Monday, July 17
The final book of the Bible is known as the Book of Revelation. It is also known as the Apocalypse. Apocalypse mean “unveiling”. It has the idea of that which was hidden has now been unveiled or brought out into the open to be seen. There are other passages in the Bible that contain apocalyptic material (parts of the book of Daniel and Ezekiel are two) but this is the only book of the Bible that is fully apocalyptic.
Revelation can be a little confusing (ok, a lot confusing). A big part of this confusion comes from the challenge of pinning down the proper timeline. It contains material that was past, present and future to the writer, John, who wrote toward the end of the first century. The angel who gave this revelation to John said: “Write, therefore, what you have seen, what is now and what will take place later.”(Rev. 1:19). There are different “schools of interpretation” that see Revelation as mostly focusing on John’s time period (end of first century in the Roman empire), others see it as being fulfilled progressively over the past 2000 years of the Church, and others see it as still to be fulfilled in the future. This is compounded by the use of symbol and imagery that fill the visions of Revelation. A lot of time can be spent trying to discuss and debate these issues, but for our purposes I’d like to focus on basic principles found in Revelation that can be of value to our lives as followers of Jesus today.
In chapters 1-3 a focus is on letters written to seven Churches throughout Asia. John is writing to them as a pastor who at the time was living in isolation on an island in the Mediterranean sea. He can’t be physically present with his churches, but he is with them in spirit and wants to encourage and instruct them, to help them stay strong during a time when many believers were suffering persecution by the Roman empire. Imagine what it would be like to try to encourage Christians today living in places like Pakistan, or Egypt, or Sudan or Syria, where Christians were being killed because of their allegiance of Jesus Christ rather than to Mohammed. What kinds of encouragement would Christians whose family members, friends and fellow believers were dying for their faith need to help them not lose faith?
In the Roman Empire during John’s time of writing it was required by law for citizens to declare allegiance to Caesar by publicly declaring Caesar to be Lord. Jewish people were largely exempt from making such declarations (but not always). Often Christians came under the umbrella of the Jewish exemption, but now always. Thousands of Christians died as a result of religious persecution during the early Roman empire. John writes to offer encouragement to keep faithful to their commitment to God and to Jesus Christ in the midst of such persecution. The challenges we face today may not be the same type that first century Christians faced, yet we still have challenges, struggles and temptations.

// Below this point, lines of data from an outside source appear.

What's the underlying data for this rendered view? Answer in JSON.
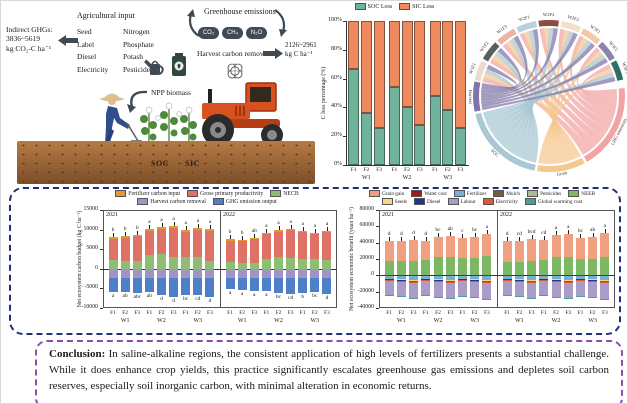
{
  "illustration": {
    "indirect_ghgs": {
      "line1": "Indirect GHGs:",
      "line2": "3836~5619",
      "line3": "kg CO₂-C ha⁻¹"
    },
    "agricultural_input": {
      "title": "Agricultural input",
      "col1": [
        "Seed",
        "Label",
        "Diesel",
        "Electricity"
      ],
      "col2": [
        "Nitrogen",
        "Phosphate",
        "Potash",
        "Pesticide"
      ]
    },
    "greenhouse": {
      "title": "Greenhouse emissions",
      "gases": [
        "CO₂",
        "CH₄",
        "N₂O"
      ]
    },
    "harvest": {
      "label": "Harvest carbon removed",
      "value": "2126~2961",
      "unit": "kg C ha⁻¹"
    },
    "npp_label": "NPP biomass",
    "soil": {
      "soc": "SOC",
      "sic": "SIC"
    }
  },
  "chart_data": [
    {
      "type": "bar",
      "subtype": "stacked-100",
      "panel_label": "(a)",
      "ylabel": "C loss percentage (%)",
      "yticks": [
        0,
        20,
        40,
        60,
        80,
        100
      ],
      "ytick_suffix": "%",
      "groups": [
        "W1",
        "W2",
        "W3"
      ],
      "categories": [
        "F1",
        "F2",
        "F3"
      ],
      "legend": [
        {
          "key": "soc_loss",
          "label": "SOC Loss",
          "color": "#6fb39b"
        },
        {
          "key": "sic_loss",
          "label": "SIC Loss",
          "color": "#ef8a5e"
        }
      ],
      "soc_loss_pct": [
        67,
        36,
        26,
        54,
        40,
        28,
        48,
        38,
        26
      ],
      "sic_loss_pct": [
        33,
        64,
        74,
        46,
        60,
        72,
        52,
        62,
        74
      ]
    },
    {
      "type": "bar",
      "subtype": "stacked-diverging",
      "ylabel": "Net ecosystem carbon budget (kg C ha⁻¹)",
      "ylim": [
        -10000,
        15000
      ],
      "yticks": [
        15000,
        10000,
        5000,
        0,
        -5000,
        -10000
      ],
      "groups": [
        "W1",
        "W2",
        "W3"
      ],
      "categories": [
        "F1",
        "F2",
        "F3"
      ],
      "legend": [
        {
          "key": "fertilizer_carbon_input",
          "label": "Fertilizer carbon input",
          "color": "#e29a2e"
        },
        {
          "key": "gross_primary_productivity",
          "label": "Gross primary productivity",
          "color": "#dd7265"
        },
        {
          "key": "necb",
          "label": "NECB",
          "color": "#8cbf72"
        },
        {
          "key": "harvest_carbon_removal",
          "label": "Harvest carbon removal",
          "color": "#a193c6"
        },
        {
          "key": "ghg_emission_output",
          "label": "GHG emission output",
          "color": "#4f7fc9"
        }
      ],
      "legend_rows": [
        3,
        2
      ],
      "fert_cap": 350,
      "harvest_depth": -2300,
      "panels": [
        {
          "label": "2021",
          "necb": [
            2300,
            2100,
            2000,
            3600,
            3700,
            3100,
            3000,
            3000,
            2100
          ],
          "stack_top": [
            7700,
            7900,
            8300,
            9700,
            10200,
            10500,
            9500,
            10000,
            9700
          ],
          "stack_bottom": [
            -5800,
            -5800,
            -6300,
            -6000,
            -6600,
            -7300,
            -6600,
            -6600,
            -7100
          ],
          "letters_top": [
            "b",
            "b",
            "b",
            "a",
            "a",
            "a",
            "a",
            "a",
            "a"
          ],
          "letters_bottom": [
            "a",
            "ab",
            "abc",
            "ab",
            "d",
            "d",
            "bc",
            "cd",
            "d"
          ]
        },
        {
          "label": "2022",
          "necb": [
            1800,
            1500,
            1600,
            2600,
            2900,
            2700,
            2500,
            2400,
            2300
          ],
          "stack_top": [
            7200,
            7000,
            7500,
            8800,
            9500,
            9800,
            9300,
            8800,
            9400
          ],
          "stack_bottom": [
            -5200,
            -5400,
            -5700,
            -5600,
            -6300,
            -6500,
            -6200,
            -6000,
            -6500
          ],
          "letters_top": [
            "b",
            "b",
            "ab",
            "a",
            "a",
            "a",
            "a",
            "a",
            "a"
          ],
          "letters_bottom": [
            "a",
            "a",
            "a",
            "a",
            "bc",
            "cd",
            "b",
            "bc",
            "d"
          ]
        }
      ]
    },
    {
      "type": "bar",
      "subtype": "stacked-diverging",
      "ylabel": "Net ecosystem economic benefit (yuan ha⁻¹)",
      "ylim": [
        -40000,
        80000
      ],
      "yticks": [
        80000,
        60000,
        40000,
        20000,
        0,
        -20000,
        -40000
      ],
      "groups": [
        "W1",
        "W2",
        "W3"
      ],
      "categories": [
        "F1",
        "F2",
        "F3"
      ],
      "legend": [
        {
          "key": "grain_gain",
          "label": "Grain gain",
          "color": "#f0a080"
        },
        {
          "key": "water_cost",
          "label": "Water cost",
          "color": "#9c1b1b"
        },
        {
          "key": "fertilizer",
          "label": "Fertilizer",
          "color": "#76aed6"
        },
        {
          "key": "mulch",
          "label": "Mulch",
          "color": "#6e5f40"
        },
        {
          "key": "pesticides",
          "label": "Pesticides",
          "color": "#a9bd90"
        },
        {
          "key": "neeb",
          "label": "NEEB",
          "color": "#7cb864"
        },
        {
          "key": "seeds",
          "label": "Seeds",
          "color": "#f4d78a"
        },
        {
          "key": "diesel",
          "label": "Diesel",
          "color": "#27348b"
        },
        {
          "key": "labour",
          "label": "Labour",
          "color": "#a99cc9"
        },
        {
          "key": "electricity",
          "label": "Electricity",
          "color": "#dd5a2d"
        },
        {
          "key": "global_warming_cost",
          "label": "Global warming cost",
          "color": "#4f9d96"
        }
      ],
      "legend_rows": [
        6,
        5
      ],
      "cost_order": [
        "water_cost",
        "fertilizer",
        "seeds",
        "diesel",
        "mulch",
        "pesticides",
        "electricity",
        "labour",
        "global_warming_cost"
      ],
      "panels": [
        {
          "label": "2021",
          "neeb": [
            17500,
            18000,
            17000,
            19000,
            23000,
            22500,
            21000,
            21500,
            24000
          ],
          "grain_top": [
            41500,
            42500,
            43000,
            42000,
            47500,
            48500,
            46000,
            47000,
            51000
          ],
          "costs": {
            "water_cost": 1300,
            "fertilizer": [
              2600,
              3600,
              4600,
              2600,
              3600,
              4600,
              2600,
              3600,
              4600
            ],
            "seeds": 700,
            "diesel": 800,
            "mulch": 500,
            "pesticides": 300,
            "electricity": 900,
            "labour": [
              17000,
              17500,
              18500,
              17500,
              18500,
              19000,
              18000,
              18500,
              19500
            ],
            "global_warming_cost": [
              400,
              700,
              1000,
              500,
              800,
              1100,
              600,
              900,
              1200
            ]
          },
          "letters_top": [
            "d",
            "d",
            "d",
            "d",
            "bc",
            "ab",
            "c",
            "bc",
            "a"
          ]
        },
        {
          "label": "2022",
          "neeb": [
            16500,
            16000,
            17000,
            18500,
            23000,
            22500,
            19500,
            20500,
            22500
          ],
          "grain_top": [
            41500,
            42000,
            44500,
            43500,
            49500,
            50500,
            46000,
            46500,
            51500
          ],
          "costs": {
            "water_cost": 1300,
            "fertilizer": [
              2600,
              3600,
              4600,
              2600,
              3600,
              4600,
              2600,
              3600,
              4600
            ],
            "seeds": 700,
            "diesel": 800,
            "mulch": 500,
            "pesticides": 300,
            "electricity": 900,
            "labour": [
              17000,
              17500,
              18500,
              17500,
              18500,
              19000,
              18000,
              18500,
              19500
            ],
            "global_warming_cost": [
              400,
              700,
              1000,
              500,
              800,
              1100,
              600,
              900,
              1200
            ]
          },
          "letters_top": [
            "d",
            "cd",
            "bcd",
            "cd",
            "a",
            "a",
            "bc",
            "ab",
            "a"
          ]
        }
      ]
    },
    {
      "type": "chord",
      "top_segments": [
        {
          "label": "W1F1",
          "color": "#ecd9cf"
        },
        {
          "label": "W1F2",
          "color": "#5a5f63"
        },
        {
          "label": "W1F3",
          "color": "#eeb3a6"
        },
        {
          "label": "W2F1",
          "color": "#b7d2dc"
        },
        {
          "label": "W2F2",
          "color": "#8e4a44"
        },
        {
          "label": "W2F3",
          "color": "#f2e2c6"
        },
        {
          "label": "W3F1",
          "color": "#f4c9a6"
        },
        {
          "label": "W3F2",
          "color": "#8b84a8"
        },
        {
          "label": "W3F3",
          "color": "#2f6f63"
        }
      ],
      "bottom_segments": [
        {
          "label": "GHG emissions",
          "color": "#f2a3a3"
        },
        {
          "label": "Grain",
          "color": "#f5c890"
        },
        {
          "label": "SOC",
          "color": "#a9c8d4"
        },
        {
          "label": "Harvest",
          "color": "#7f74a6"
        }
      ]
    }
  ],
  "conclusion": {
    "label": "Conclusion:",
    "text": "In saline-alkaline regions, the consistent application of high levels of fertilizers presents a substantial challenge. While it does enhance crop yields, this practice significantly escalates greenhouse gas emissions and depletes soil carbon reserves, especially soil inorganic carbon, with minimal alteration in economic returns."
  }
}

Chapters 2 and 3 of Revelation contain words of exhortation and correction to the various Churches to which John is writing. Each Church had many good things happening for which they were praised, but several also had not so good things going on for which they needed to be corrected. One of the common themes of each letter to each Church was a call to repentance. To repent means to turn around or change direction. To the Church at Ephesus, John said that you have “lost your first love.” They were just going through the motions of their faith, without the passion. Perhaps you can relate to that. Anyone who has been a Christian for a while has to be aware the danger of “just going through the motions” and losing their passion for God. John is trying to get them fired up again. John says: “repent” and do the things you did at first. Most Christians, start out enthusiastic… they read the Bible a lot, they pray a lot, they tell their friends about God and their faith a lot, and they consciously seek to get closer to God and do things to please God. But over time, they lose the passion, lose the drive… become complacent. John says- get back to the love and passion you first had for Jesus.
Maybe this is you. If it is… let it be a wake up call. If this isn’t you, then keep reading through Revelation 2 and 3. Look at what is said to each of the seven churches. Is there anything that rings a bell? Is there anything there that applies to you? I’m guessing there is. Read it… and then repent.